Софрон Данилов - Красавица Амга
Удивительно, как быстро меняется у людей умонастроение: многие, прежде колебавшиеся, сейчас принимали Советскую власть бесповоротно, новая власть стала для них родной, и в защиту её они готовы были пустить в ход и зубы, и когти. Хамначчиты и батраки, год-два назад не отличавшие в политике чёрного от белого, послушно, как стадо, шедшие туда, куда пошлёт их хозяин, теперь словно переродились, теперь что ни оборванец, то оратор, да такой, что другому и рта раскрыть не даст. Можно подумать, с самого появления своего на свет они только и стремились к этой власти. Но досадней всего то, что к красным примкнули якуты-интеллигенты.

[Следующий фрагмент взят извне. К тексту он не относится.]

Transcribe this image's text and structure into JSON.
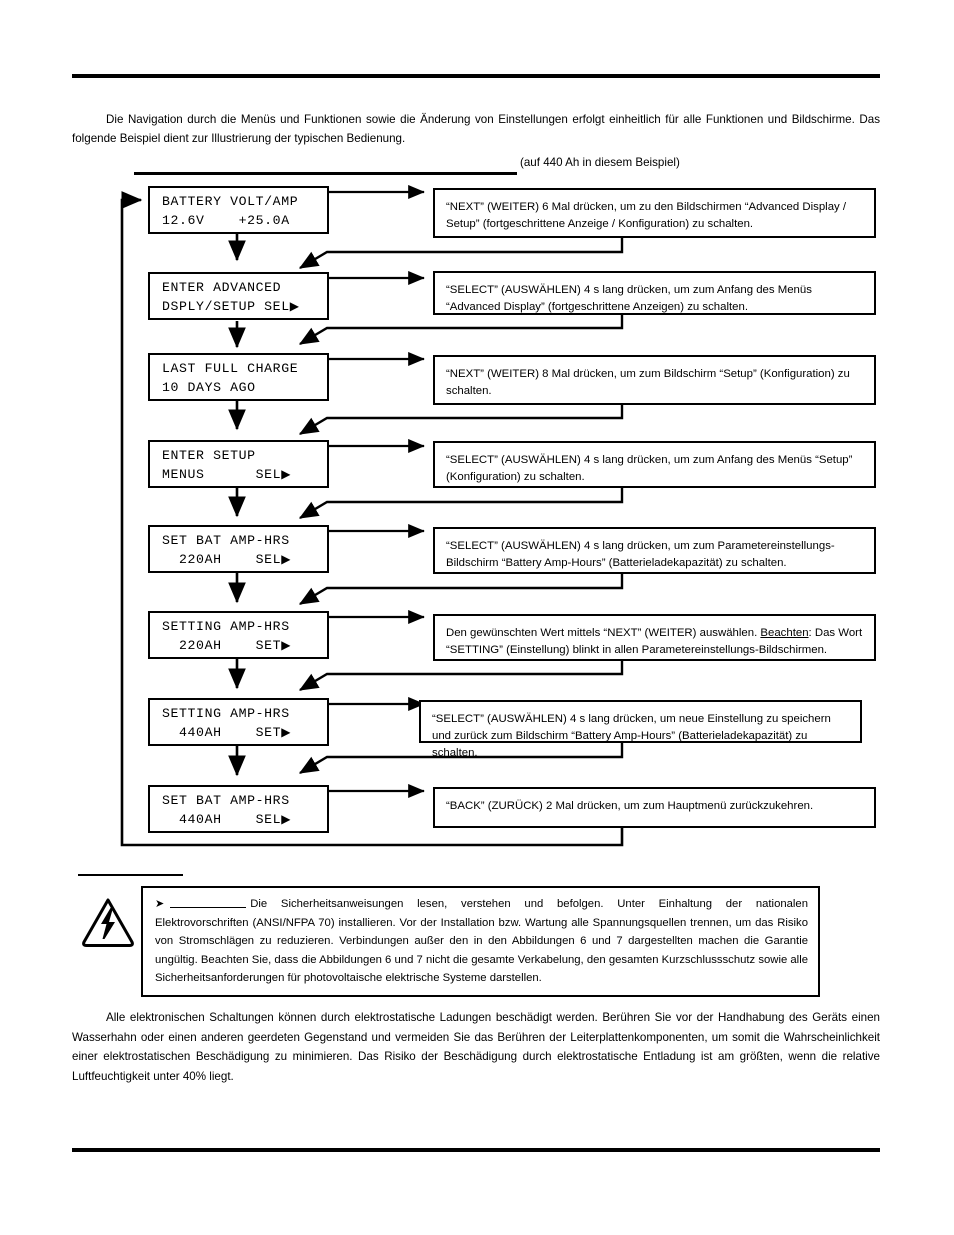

Непонятно: ведь если вернулась бы прежняя власть, то образованные люди зажили бы много вольготнее, чем при Советах. Стоило бы поглядеть на их масть и стать, когда в недалёком будущем их поравняют с этими кумаланами… И добро бы они молча служили, работали тихо-мирно в конторах, так нет же, носятся как бешеные из улуса в улус: поднимемся, дескать, встанем скалой, разобьём, разгромим… И ещё одним доняли большевики — дали якутам автономию. Теперь у каждого на языке только автономия да автономия, придумали же, сатанинское отродье! Но одного не понимают эти болтающие интеллигенты из зажиточных родов: не их это автономия, а автономия рабов — кумаланов да хамначчитов! Придумана она для их возрождения и расцвета! Жалкая участь ожидает этих тупиц-интеллигентов, настанет срок, горько взрыдают они, да поздно будет.
Пройдя через Лог и выйдя на Советскую улицу, Валерий замедлил шаги: попроведать Титтяховых или не стоит? Прежде, когда учились в семинарии, Никус Титтяхов сторонился политики, зато пропадал на вечеринках с танцами-песнями. По окончании семинарии бывшие друзья виделись раза два, и Валерий тогда не заметил в нём больших перемен, по-прежнему был тот беззаботен и весел.
Посланный к нему Спиридонка, вернувшись, понёс какую-то околесицу. Сомнительно было, что старик Еремей, отец Никуса, так быстро «покраснел» — вряд ли советские что-либо отвалили ему. Может статься, что он Спиридонку встретил нелюбезно по причине личной неприязни к нему, ведь мало удовольствия смотреть на его кривлянья. Трудно поверить и в то, что Никус, этот гуляка и повеса, превратился якобы в сухаря-большевика, отвернулся от танцев и веселья, от красивой одежды и галстука. Если удастся уговорить Никуса, это посулит немало выгод — тут можно бы дотянуться и до его друзей.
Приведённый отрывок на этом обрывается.